Tuesday, August 4, 2009

Weird Vegetables: Nevada City Edition

Composed on the train from San Francisco to Chicago, then to New York but posted in New York a couple days later...

As I chug eastward on the Amtrak rails, in search of New England weird vegetables, fireflies, and culture shock, my mind skips back toward the western frontier to linger for a moment over the July fourth weekend I spent in Nevada City for my friends' wedding (but it's in California! what?). My always-companion Erin came along and shared what was most likely a haunted room at the National Hotel, which toots its horn as the oldest continuously running hotel in California, open since the Gold Rush days of 1852. The whole town feels a bit like a Universal Studios Wild West set, with its Mine Shaft saloon, quiet, almost too-pristine streets, and brick building fronts dating from California's first glittering burst of urban concentration.
On Saturday morning, while I snoozed away in the saggy old iron-framed bed surrounded by flowered wallpaper and ancestral portraits, Erin was up and exploring the town. From our balcony she had spotted the tell-tale tents of a farmers' market and came back to rouse me for a vegetable adventure.

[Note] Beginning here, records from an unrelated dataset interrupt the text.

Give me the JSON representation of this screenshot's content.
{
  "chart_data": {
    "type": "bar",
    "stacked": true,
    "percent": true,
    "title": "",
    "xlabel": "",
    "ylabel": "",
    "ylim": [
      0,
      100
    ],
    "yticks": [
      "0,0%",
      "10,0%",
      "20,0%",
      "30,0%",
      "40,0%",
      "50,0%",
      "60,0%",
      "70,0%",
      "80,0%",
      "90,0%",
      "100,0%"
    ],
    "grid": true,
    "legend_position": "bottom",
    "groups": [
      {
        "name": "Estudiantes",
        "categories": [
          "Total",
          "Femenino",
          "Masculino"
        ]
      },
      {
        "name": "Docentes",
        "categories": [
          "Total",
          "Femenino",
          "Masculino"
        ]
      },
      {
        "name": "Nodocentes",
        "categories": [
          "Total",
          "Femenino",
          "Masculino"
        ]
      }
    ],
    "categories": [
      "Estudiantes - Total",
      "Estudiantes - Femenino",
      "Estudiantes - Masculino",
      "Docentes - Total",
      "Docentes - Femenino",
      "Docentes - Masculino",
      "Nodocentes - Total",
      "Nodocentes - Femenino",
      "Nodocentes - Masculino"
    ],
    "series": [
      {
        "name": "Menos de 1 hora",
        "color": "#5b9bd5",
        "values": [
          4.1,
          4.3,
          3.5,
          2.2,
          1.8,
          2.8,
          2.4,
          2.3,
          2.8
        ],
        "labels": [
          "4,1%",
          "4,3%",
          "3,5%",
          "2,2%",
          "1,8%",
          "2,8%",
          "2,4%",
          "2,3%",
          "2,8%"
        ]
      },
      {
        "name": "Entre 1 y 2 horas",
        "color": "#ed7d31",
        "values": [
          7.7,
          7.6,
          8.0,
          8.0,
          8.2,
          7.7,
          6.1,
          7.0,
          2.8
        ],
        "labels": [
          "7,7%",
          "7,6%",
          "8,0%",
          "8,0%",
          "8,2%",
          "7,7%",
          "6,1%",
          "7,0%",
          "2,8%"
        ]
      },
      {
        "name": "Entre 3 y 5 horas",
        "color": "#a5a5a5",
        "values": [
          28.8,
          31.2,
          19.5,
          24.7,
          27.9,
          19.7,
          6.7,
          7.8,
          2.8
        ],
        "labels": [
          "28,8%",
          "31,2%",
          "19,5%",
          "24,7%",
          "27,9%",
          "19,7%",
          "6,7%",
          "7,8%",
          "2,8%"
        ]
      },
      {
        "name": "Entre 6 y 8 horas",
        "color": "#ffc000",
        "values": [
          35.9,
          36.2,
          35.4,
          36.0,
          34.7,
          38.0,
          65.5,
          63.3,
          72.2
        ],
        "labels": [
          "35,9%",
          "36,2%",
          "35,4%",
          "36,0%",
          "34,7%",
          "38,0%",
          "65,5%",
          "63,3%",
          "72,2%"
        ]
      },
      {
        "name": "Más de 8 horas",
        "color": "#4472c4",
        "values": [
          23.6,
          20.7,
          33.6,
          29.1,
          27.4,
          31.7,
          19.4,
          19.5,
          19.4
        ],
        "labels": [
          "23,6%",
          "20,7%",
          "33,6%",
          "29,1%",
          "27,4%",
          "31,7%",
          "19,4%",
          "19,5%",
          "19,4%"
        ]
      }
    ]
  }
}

Our hopes were not high for a one-block market in a wilting-hot small town of 2,800, but as we strolled past a guitar strummer and various farm stands, I was struck by how meticulously arranged the produce displays were, with their carefully drawn up chalkboard signs and beautiful, well-selected produce.






It was all so... so... good-looking, so functional, so normal but in that TV normal way that makes you think everyone and everything is always supposed to look so fresh and clean and healthy. Even the farm people fit the ideal of my imagination: hippie-happy, earthy in a rosy-cheeked, sun-kissed way, not a farmster in sight (what I call the vaguely artsy urban farm stand worker whose aloof manner emphasizes your inferiority for having a less direct connection to the land's natural treasures).

The Four Frog Farm crew



Heaven and Earth Farm

The lovely ladies of Living Lands Agrarian Network

Not only did the Living Lands Agrarian Network have the most good-natured workers and very tempting produce, they also ran a stand across the way where we picked up some sourdough buckwheat pancakes topped with peaches and different kinds of mint. I was beginning to think we would have to make a special guest post for Cute 'n' Perfect Vegetables, when we happened upon this elongated creature lounging with the wee gherkins:


It touched a chord in my memory, and when I asked the farm stand worker for an i.d. check on this pale, ribbed growth, she confirmed that it was an Armenian cucumber, which I had formerly associated with a curved shape. Our excitement and my camera frenzy over the cucumber, as well as the nearby sunflower sprouts or sun sprouts, caused the young woman at the Heaven and Earth stand to ask, "So you guys just like weird vegetables?"



And BLAM!--our cover was blown. We introduced ourselves and our blog to Jess, and it later turned out that everyone else whose name we learned at the market was also Jess, or Jessie, or had a J name. I haven't pieced together the meaning of it yet, but it may yet come to me in a dream one day.







Offering further proof that strange and beautiful are not mutually exclusive qualities was a pile of gigantic Jabba the Hut romaine lettuce heads at Olala Farms (though originally grown at You Bet Farms). This Willie Nelson of a man, below, whose polo shirt's embroidered message read, "Older than dirt," was swaddling these heads in brown paper like flower bouquets for awe-struck customers and eagerly invited me to lift a plump specimen so I could experience its heft firsthand.

At Mountain Bounty Farm we talked a little berry shop (red berries ripen earlier in the season, April-May, whereas darker berries get sweet in the late summer months, we learned). They were so friendly and cheerful that I decided they would be receptive to a farewell pun, and said, "Have a berry nice day!" Turns out Jess of Mountain Bounty not only shares my love of weird, twisty carrots but is also a produce pun connoisseur and shared with us a joke she had learned that morning from an elderly man.




The customer shambles up to the stand and announces:
"I need the ingredients for a Honeymoon Salad."

"What's in that?" Jess asks.

Pregnant pause.

"Lettuce alone!" he shouts, then falls into hearty laughter, I imagine.


It seemed an appropriate prelude to the wedding we would attend later that day in a shady grove but not before taking a quick dip in a secluded swimming hole on the South Yuba River.